Efficient fermentation of lignocellulose hydrolysates to ethanol is limited by the amount of sugars and inhibitors released during pretreatment.  Low sugar concentrations lead to high distillation costs and inhibitors decrease the specific growth and ethanol production rates.  Low ethanol titers can be remedied by a sugars concentration step prior to fermentation, but inhibitor concentrations increase as well, leading to further reduction in the ethanol production rate.  Continuous fermentation with cell recycle increases the yeast concentration, leading to low steady state concentrations of metabolizable inhibitors (including the sugar substrate) and faster ethanol production rates.

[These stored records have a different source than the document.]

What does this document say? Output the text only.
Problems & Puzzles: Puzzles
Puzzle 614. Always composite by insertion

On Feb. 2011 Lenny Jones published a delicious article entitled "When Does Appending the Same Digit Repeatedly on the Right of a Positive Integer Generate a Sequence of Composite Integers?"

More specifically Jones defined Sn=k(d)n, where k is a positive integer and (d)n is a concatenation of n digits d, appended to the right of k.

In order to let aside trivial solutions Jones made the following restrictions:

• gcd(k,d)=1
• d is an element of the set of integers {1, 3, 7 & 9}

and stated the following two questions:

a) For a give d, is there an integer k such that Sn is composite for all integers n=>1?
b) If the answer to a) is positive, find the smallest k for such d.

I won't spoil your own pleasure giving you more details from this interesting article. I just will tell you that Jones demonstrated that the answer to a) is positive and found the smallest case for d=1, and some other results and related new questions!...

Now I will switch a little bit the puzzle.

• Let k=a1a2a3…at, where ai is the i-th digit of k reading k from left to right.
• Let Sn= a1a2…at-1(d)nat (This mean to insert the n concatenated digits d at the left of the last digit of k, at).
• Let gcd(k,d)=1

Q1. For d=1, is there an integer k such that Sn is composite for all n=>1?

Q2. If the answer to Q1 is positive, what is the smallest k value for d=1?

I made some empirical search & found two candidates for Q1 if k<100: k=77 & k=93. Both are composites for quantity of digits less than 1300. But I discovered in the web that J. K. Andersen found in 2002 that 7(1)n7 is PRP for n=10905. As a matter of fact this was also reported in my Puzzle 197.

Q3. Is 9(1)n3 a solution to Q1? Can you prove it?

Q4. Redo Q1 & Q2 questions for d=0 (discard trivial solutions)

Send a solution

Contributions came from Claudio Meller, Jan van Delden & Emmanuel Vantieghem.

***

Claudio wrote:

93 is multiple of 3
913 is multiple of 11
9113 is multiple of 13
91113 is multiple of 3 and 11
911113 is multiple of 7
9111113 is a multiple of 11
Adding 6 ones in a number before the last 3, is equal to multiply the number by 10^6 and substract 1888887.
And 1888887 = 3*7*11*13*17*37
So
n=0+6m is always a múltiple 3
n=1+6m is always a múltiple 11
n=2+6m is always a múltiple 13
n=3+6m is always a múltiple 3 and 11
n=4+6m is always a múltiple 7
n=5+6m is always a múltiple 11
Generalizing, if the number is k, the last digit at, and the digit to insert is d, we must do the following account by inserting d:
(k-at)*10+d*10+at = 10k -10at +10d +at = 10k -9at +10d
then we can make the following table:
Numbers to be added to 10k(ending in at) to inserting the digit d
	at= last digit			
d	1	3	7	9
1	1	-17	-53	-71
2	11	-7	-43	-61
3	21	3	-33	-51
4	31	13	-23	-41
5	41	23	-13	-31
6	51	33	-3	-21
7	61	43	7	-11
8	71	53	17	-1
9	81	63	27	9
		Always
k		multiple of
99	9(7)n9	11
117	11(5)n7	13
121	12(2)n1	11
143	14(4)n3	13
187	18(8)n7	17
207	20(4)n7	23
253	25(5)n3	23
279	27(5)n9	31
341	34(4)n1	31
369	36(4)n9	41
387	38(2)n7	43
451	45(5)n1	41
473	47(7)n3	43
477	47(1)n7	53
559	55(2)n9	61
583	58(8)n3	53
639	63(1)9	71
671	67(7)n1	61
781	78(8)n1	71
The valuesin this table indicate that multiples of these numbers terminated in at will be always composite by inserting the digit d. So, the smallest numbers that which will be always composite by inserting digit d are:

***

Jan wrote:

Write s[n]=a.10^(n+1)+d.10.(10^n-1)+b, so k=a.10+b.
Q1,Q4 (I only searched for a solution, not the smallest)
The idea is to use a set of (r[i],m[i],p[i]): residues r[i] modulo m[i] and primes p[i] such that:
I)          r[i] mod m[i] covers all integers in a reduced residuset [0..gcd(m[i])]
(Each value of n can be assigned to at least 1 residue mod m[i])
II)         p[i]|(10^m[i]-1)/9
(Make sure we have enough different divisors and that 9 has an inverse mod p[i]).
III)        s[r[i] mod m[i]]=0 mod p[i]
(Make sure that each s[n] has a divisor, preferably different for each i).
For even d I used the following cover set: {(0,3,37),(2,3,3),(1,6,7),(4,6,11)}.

The goal of this study was to investigate the fermentation of a concentrated hydrolysate in a single chemostat with tangential flow microfiltration cell recycle.  Using a kinetic model to account for the inhibitory effects of ethanol, acetic acid, HMF, and furfural, conditions that maximize the volumetric ethanol productivity for the S. cerevisiae D₅A fermentation were predicted.  The model predicts a productivity of 4.4 g/l/h at 95% cell recycling and 98% sugar utilization, a 5 fold improvement over low cell density batch fermentation.  High cell density batch experiments demonstrate an increase in ethanol production rates, but also indicate that high cell densities may affect intrinsic kinetics and cell yields.  A preliminary continuous run demonstrated successful operation for over 100 hours, reaching high steady state cell densities of over 27 g DW/l.  Strategies investigated to achieve higher cell densities and productivities while maintaining cell viability and reducing membrane fouling will be discussed.